The stylesheet calls four different methods of the flickr API. The first, flickr.photosets.getList, gets a list of the groupings I've made of my flickr photos. (As I write this, I only have three: "hits," "Albemarle County Fair, 2004," and "Thanksgiving 2004.")

The same template rule also retrieves a list of all the photos. The flickr.photos.search method queries for pictures meeting a certain condition, and with my user ID sent as the only parameter, it returns a list of all of my pictures.

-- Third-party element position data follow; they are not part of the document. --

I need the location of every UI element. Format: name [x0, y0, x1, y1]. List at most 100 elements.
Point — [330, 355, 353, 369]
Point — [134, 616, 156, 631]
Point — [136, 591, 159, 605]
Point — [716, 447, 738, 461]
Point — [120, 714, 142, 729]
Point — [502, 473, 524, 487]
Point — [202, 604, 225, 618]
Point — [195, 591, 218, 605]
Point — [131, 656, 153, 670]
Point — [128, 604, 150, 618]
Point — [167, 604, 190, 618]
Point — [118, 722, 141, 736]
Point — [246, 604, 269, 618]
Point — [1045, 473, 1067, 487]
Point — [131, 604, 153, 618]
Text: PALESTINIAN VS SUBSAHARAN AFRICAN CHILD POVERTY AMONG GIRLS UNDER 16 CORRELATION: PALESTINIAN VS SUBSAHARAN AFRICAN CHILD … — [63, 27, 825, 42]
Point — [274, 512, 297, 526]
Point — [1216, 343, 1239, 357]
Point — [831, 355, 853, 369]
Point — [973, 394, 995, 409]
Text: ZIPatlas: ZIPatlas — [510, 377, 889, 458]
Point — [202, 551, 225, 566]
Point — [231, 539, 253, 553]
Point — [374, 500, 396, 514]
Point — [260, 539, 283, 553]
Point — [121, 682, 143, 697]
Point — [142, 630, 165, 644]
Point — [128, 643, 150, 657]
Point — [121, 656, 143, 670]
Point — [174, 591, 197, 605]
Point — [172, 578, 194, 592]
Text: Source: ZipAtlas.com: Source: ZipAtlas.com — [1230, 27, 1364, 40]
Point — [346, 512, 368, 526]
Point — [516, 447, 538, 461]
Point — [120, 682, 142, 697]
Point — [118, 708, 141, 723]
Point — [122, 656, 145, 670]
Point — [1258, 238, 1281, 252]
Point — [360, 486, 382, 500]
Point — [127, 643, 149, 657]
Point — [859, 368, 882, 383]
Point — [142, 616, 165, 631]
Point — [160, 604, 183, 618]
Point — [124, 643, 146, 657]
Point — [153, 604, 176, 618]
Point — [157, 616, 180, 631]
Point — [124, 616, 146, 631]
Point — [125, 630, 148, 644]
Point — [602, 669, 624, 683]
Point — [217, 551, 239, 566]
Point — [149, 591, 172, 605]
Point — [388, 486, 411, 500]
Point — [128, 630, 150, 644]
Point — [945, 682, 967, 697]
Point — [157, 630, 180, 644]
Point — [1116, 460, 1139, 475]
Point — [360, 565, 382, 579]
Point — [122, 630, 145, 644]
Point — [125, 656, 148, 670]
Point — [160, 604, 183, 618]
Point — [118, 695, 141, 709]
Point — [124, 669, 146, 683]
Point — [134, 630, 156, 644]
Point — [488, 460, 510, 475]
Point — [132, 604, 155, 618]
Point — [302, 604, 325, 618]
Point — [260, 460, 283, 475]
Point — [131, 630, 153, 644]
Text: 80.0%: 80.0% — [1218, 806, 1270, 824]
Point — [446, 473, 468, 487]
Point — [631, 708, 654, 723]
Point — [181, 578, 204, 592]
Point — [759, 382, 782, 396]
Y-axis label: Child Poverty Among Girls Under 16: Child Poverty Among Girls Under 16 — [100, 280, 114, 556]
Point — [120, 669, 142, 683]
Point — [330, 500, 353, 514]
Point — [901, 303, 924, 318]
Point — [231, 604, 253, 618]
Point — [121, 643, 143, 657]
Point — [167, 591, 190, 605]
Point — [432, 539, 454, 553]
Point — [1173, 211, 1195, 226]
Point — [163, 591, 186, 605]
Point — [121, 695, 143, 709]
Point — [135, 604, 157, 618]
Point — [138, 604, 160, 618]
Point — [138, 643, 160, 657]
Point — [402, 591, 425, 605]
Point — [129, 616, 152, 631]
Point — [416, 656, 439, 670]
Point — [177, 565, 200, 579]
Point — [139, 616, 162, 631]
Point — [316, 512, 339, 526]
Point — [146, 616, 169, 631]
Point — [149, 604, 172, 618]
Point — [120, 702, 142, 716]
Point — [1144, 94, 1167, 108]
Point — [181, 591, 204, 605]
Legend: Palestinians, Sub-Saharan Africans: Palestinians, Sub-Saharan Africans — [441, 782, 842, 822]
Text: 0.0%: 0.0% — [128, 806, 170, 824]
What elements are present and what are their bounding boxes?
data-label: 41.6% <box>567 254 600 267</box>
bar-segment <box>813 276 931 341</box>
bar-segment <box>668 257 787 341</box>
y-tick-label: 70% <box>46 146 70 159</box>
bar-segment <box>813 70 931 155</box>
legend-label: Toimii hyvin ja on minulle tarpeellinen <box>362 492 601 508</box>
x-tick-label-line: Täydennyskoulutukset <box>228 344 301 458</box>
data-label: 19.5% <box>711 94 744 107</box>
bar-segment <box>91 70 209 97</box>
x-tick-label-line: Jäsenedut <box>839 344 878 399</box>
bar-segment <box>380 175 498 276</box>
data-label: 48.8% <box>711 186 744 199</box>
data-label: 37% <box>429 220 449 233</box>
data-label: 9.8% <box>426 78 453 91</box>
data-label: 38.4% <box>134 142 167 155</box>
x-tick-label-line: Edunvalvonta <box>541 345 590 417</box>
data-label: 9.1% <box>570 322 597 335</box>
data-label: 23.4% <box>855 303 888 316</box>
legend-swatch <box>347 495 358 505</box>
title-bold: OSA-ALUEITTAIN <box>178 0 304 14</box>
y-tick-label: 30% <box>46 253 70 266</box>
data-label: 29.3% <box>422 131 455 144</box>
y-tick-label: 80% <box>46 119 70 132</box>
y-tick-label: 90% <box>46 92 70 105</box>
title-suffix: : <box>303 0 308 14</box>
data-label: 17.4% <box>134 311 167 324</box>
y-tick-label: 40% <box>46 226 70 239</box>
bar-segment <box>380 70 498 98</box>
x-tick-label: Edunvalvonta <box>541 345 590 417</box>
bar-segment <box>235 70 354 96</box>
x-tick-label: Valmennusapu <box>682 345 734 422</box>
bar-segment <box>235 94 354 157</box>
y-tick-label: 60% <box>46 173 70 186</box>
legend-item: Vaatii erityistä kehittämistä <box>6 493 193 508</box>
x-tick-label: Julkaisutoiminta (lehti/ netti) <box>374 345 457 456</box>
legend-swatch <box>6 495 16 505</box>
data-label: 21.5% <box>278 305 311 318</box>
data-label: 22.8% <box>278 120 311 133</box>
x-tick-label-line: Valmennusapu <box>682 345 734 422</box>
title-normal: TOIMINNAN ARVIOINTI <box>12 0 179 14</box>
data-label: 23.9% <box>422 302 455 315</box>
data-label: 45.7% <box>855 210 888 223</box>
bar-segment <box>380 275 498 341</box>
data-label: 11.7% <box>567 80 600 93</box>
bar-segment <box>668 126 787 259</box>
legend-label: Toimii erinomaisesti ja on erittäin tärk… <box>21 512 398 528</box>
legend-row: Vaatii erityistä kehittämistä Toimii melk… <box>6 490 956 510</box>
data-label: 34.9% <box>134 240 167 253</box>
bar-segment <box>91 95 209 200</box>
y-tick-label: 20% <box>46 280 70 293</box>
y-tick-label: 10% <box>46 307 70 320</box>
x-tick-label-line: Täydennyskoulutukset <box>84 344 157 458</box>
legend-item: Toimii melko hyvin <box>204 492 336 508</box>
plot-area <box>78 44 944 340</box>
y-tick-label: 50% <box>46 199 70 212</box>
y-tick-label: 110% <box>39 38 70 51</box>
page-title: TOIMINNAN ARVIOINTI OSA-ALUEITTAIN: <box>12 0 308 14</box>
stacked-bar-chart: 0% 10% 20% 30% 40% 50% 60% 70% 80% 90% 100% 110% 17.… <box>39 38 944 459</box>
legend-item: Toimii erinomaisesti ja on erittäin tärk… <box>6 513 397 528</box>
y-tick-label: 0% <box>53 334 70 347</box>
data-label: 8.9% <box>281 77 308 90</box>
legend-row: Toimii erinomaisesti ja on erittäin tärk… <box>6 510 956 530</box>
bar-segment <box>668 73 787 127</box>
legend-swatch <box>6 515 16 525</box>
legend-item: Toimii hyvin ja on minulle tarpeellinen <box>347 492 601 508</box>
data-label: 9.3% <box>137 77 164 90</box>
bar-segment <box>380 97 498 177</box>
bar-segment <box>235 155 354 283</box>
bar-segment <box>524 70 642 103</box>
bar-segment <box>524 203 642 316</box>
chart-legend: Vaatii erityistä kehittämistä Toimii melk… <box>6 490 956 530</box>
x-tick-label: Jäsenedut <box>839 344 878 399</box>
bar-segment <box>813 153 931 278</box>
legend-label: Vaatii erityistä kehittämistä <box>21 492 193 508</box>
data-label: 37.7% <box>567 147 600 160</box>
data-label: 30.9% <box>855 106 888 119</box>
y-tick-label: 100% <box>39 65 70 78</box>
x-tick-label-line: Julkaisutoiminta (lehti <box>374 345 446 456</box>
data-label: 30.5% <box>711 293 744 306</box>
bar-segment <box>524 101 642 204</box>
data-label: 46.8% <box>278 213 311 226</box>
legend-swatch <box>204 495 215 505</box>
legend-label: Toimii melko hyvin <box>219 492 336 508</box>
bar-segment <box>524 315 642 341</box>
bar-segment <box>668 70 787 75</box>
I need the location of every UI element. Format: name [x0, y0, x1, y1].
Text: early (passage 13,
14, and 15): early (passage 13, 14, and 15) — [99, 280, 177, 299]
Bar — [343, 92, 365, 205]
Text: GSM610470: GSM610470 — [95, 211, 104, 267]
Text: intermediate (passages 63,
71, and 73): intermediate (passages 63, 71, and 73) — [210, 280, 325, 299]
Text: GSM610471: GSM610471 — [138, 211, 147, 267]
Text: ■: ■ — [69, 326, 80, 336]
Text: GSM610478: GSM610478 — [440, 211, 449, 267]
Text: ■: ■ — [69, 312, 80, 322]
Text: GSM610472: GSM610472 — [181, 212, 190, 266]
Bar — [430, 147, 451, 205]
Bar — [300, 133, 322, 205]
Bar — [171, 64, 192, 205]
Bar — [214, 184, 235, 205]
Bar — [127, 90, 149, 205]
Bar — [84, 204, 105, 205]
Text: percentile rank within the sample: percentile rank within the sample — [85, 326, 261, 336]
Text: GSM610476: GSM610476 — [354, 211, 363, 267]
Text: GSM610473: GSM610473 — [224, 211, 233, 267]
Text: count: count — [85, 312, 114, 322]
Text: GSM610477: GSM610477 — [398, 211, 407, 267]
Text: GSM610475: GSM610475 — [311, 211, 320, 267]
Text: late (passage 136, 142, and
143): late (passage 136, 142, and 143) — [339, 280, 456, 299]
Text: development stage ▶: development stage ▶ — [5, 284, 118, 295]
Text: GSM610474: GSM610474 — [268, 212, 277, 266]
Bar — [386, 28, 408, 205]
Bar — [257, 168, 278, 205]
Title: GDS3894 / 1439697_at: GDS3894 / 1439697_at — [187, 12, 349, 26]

Note that the second method call isn't necessarily being invoked right after the first. The first one, flickr.photosets.getList, pulls down some XML, which gets processed by the stylesheet according to any applicable template rules in that stylesheet. The second template rule processes photoset elements returned by flickr.photosets.getList, making a flickr.photosets.getPhotos API call for each photoset element it finds. Similarly, the third template rule calls the flickr.photos.getInfo method for each photo element returned by the flickr.photos.search method called from the first template rule. The combination of these three template rules demonstrate how dynamic an XSLT web client can be because most of this stylesheet's API calls are driven by the results of earlier calls—it pulls down some data, evaluates it, and makes new calls based on what it finds until it has all the metadata about all the photos in all the sets.

From now on, whenever you see a web service that you can invoke with a simple HTTP GET, remember that XSLT processors can do GETs, and they can do a lot with the XML that they get. Creating client applications that take full advantage of these web services may require no more technology than XSLT 1.0.